I don't make cupcakes. Except for when I was a kid in the kitchen with mum. There's good reasons too. I can only bake 8 at a time. Which means making 1/4 of the batter. And that means getting my math brain on. Not always a good idea.
Then there's the fact that I live in The Netherlands. The Dutch aren't known for their extravagance. And that equates to only being able to buy red food colouring at the Chinese supermarket and very few other cake decoration type thingies. So telling our friends we'd help out at the wedding, and then agreeing to make cupcakes meant big steps for me. Or small ones, as I waited for the oven to finish making the 6th batch of 8 cupcakes.
There were lots of trial runs. And lots of cupcakes thrown from our window into the canal. There were moments of frustration, as Andrew and I sat separating hundreds and thousands. No, really we did. Until I realised how RIDICULOUS that was and dyed them with food colouring. Then there were icing practices. I'd decided on a design, and then changed it the morning of the wedding. Thankfully it changed from the poo-inspired design to something a little more palatable and more true to the magazine picture that was requested.
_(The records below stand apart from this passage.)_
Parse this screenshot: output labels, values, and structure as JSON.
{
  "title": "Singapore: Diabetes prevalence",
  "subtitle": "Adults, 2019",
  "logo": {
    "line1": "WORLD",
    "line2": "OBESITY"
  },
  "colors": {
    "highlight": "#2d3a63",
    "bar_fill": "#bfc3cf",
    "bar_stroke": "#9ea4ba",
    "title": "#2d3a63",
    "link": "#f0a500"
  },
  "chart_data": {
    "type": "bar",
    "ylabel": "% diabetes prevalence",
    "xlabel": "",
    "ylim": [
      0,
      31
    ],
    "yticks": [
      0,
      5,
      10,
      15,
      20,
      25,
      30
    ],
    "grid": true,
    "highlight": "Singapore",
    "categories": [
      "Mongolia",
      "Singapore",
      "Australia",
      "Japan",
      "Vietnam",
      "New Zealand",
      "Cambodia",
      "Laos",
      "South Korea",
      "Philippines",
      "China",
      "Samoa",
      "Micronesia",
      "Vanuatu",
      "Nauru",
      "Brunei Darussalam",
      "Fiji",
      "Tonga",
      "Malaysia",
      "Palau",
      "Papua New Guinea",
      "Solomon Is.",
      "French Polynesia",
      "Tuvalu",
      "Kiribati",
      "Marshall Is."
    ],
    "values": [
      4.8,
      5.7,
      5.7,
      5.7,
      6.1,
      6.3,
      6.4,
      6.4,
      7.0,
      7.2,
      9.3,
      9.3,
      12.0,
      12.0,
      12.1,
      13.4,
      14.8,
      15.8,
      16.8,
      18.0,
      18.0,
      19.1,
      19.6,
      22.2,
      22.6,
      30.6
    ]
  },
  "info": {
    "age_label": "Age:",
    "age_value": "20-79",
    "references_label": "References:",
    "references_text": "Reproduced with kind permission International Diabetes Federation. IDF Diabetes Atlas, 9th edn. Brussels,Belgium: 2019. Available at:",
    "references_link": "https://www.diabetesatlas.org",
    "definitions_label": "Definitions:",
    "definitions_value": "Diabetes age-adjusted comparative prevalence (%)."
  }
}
In the end, I didn't make the exact cakes that were requested (Red, how hard is it to make red icing? Hard.), but considering the issues I had going on (and only a few of them had to do with the cupcakes-can't you see my bedhead above?) it went pretty well. And the bride and groom loved them. Phew. Oh, and Joshua. But what food doesn't he like?!
2 comments:
Yes I did note the bed head!!! Thye looked great, Glad Joshua liked them!!!! Well done Cal and Andy- You guys were demented seperating hundres and thousands!!!
Glad you changed from the 'poop' design! Don't think i could of eaten one looking like that without laughing!!!